“Beware the Ides of March.”
Most days are like nondescript puppies in a big litter; grouped into mutual obscurity made up of 24-hour periods whose names end in “y.” Tomorrow usually looks a lot like yesterday, but with a few more scars and wrinkles from what is likely to happen today. But, then, there are the exceptions…
If you’re Julius Caesar, and it’s 44 BC (they didn’t call it “BC” back then, but we do, now; it used to mean “Before Christ,” but we’ve taken Him out of history, so these days, trendy culturalists have recalibrated the acronym to signify “Before the Common Era”), the caution sign would have been flashing red. Beware the Ides of March…

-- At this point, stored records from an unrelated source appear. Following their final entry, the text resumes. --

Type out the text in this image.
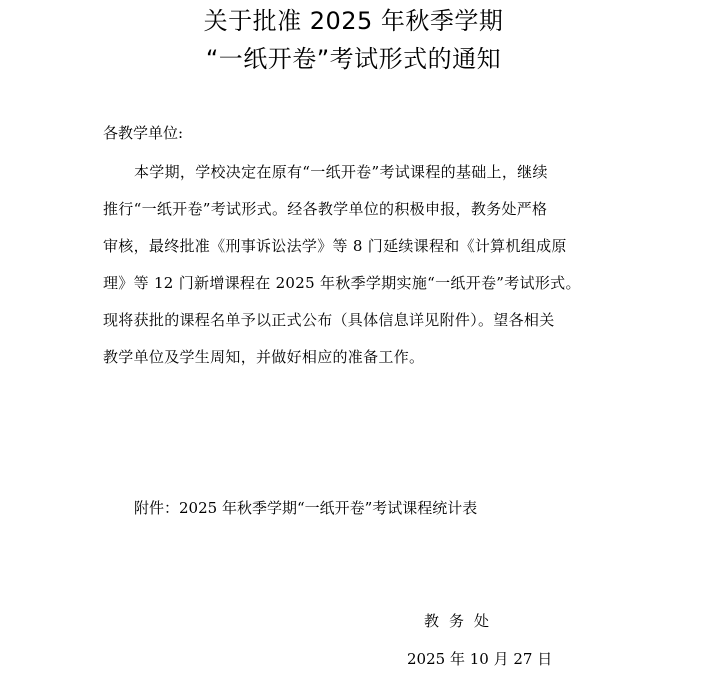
关于批准 2025 年秋季学期
“一纸开卷”考试形式的通知
各教学单位:
本学期，学校决定在原有“一纸开卷”考试课程的基础上，继续
推行“一纸开卷”考试形式。经各教学单位的积极申报，教务处严格
审核，最终批准《刑事诉讼法学》等 8 门延续课程和《计算机组成原
理》等 12 门新增课程在 2025 年秋季学期实施“一纸开卷”考试形式。
现将获批的课程名单予以正式公布（具体信息详见附件）。望各相关
教学单位及学生周知，并做好相应的准备工作。
附件：2025 年秋季学期“一纸开卷”考试课程统计表
教务处
2025 年 10 月 27 日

William Shakespeare did in 1601 what movie producers do today: the message in front of the dramatic portrayal says, “Based on a True Story.” That language – approved by the legal department of the studio – allows a writer to invent script and scenes that have no historic basis. In Shakespeare’s play, it’s a soothsayer who warns Julius Caesar to call in sick on March 15th. There would be some guys at work on the Ides of March who would make the day stand-out for Julius: though beyond our modern imagination, there were players in the Senate who were out-of-sync with the Emperor (recently named “Emperor for Life” by the same body). Lots of intrigue came before the 23 stab wounds that ended his reign and made the day a turning-point of historic consequence…
Some days you can see coming on a particular date (presidential elections; Super Bowls; Oscars); others are “out there,” but not yet calendared (the day the Bull becomes a Bear; the day Robert Mueller delivers his report). There are days that will stand out from all others; they become anchored in memory and highlighted in history.
The prophets of Israel whose writings have been recognized to be inspired by God – and included in the Hebrew and Christian Scriptures – understood that some days are destined to stand out. Dozens of citations – from multiple authors – anticipated a future event they called the “Day of the Lord.” The features they described that would occur on that Day would qualify for “breaking news” and “headlines” in the modern media age.
The anticipation regarding that revealed cataclysmic destiny – not the demise of a corrupt politician, but the divine tipping point for all of humanity – did not fall out of vogue in the Christian era. When Paul wrote to his friends in the church he planted in Thessalonica, he made it a focus of their planning: “Now, brothers and sisters, about times and dates we do not need to write to you, for you know very well that the day of the Lord will come like a thief in the night. While people are saying, ‘Peace and safety,’ destruction will come on them suddenly, as labor pains on a pregnant woman, and they will not escape. But you, brothers and sisters, are not in darkness so that this day should surprise you…” (1 Thessalonians 5:1-4).
So… the Day of the Lord is still “out there,” and history is heading toward a change-point about which God has given warning and for which He has graciously allowed people to prepare. People who read the Bible as revelation have that Day as a Post-it-Note, ready to drop it into their calendar at the appropriate time.
That Christians would believe that is immensely troubling to modern godless minds. As the website Raw Story reports: “Mike Pence and Mike Pompeo are each a ‘genuine, end-of-days, believer in the apocalypse,’ and Financial Times journalist Edward Luce said their religious beliefs about the end times exerts a troubling influence on their duties… Luce argued that both Trump administration officials were part of a ‘millenarian cult,’ and he worried their ‘militant creed’ would influence their public policies to spark a ‘final conflagration in which the righteous will vanquish the wicked.’”
Julius Caesar was (purportedly) warned about the Ides of March. Mankind has been (prophetically) warned about the Day of the Lord. If the warnings are valid… what are we supposed to do?
“So then, let us not be like others, who are asleep, but let us be awake and sober… Therefore encourage one another and build each other up, just as in fact you are doing” (1 Thessalonians 5: 6, 11).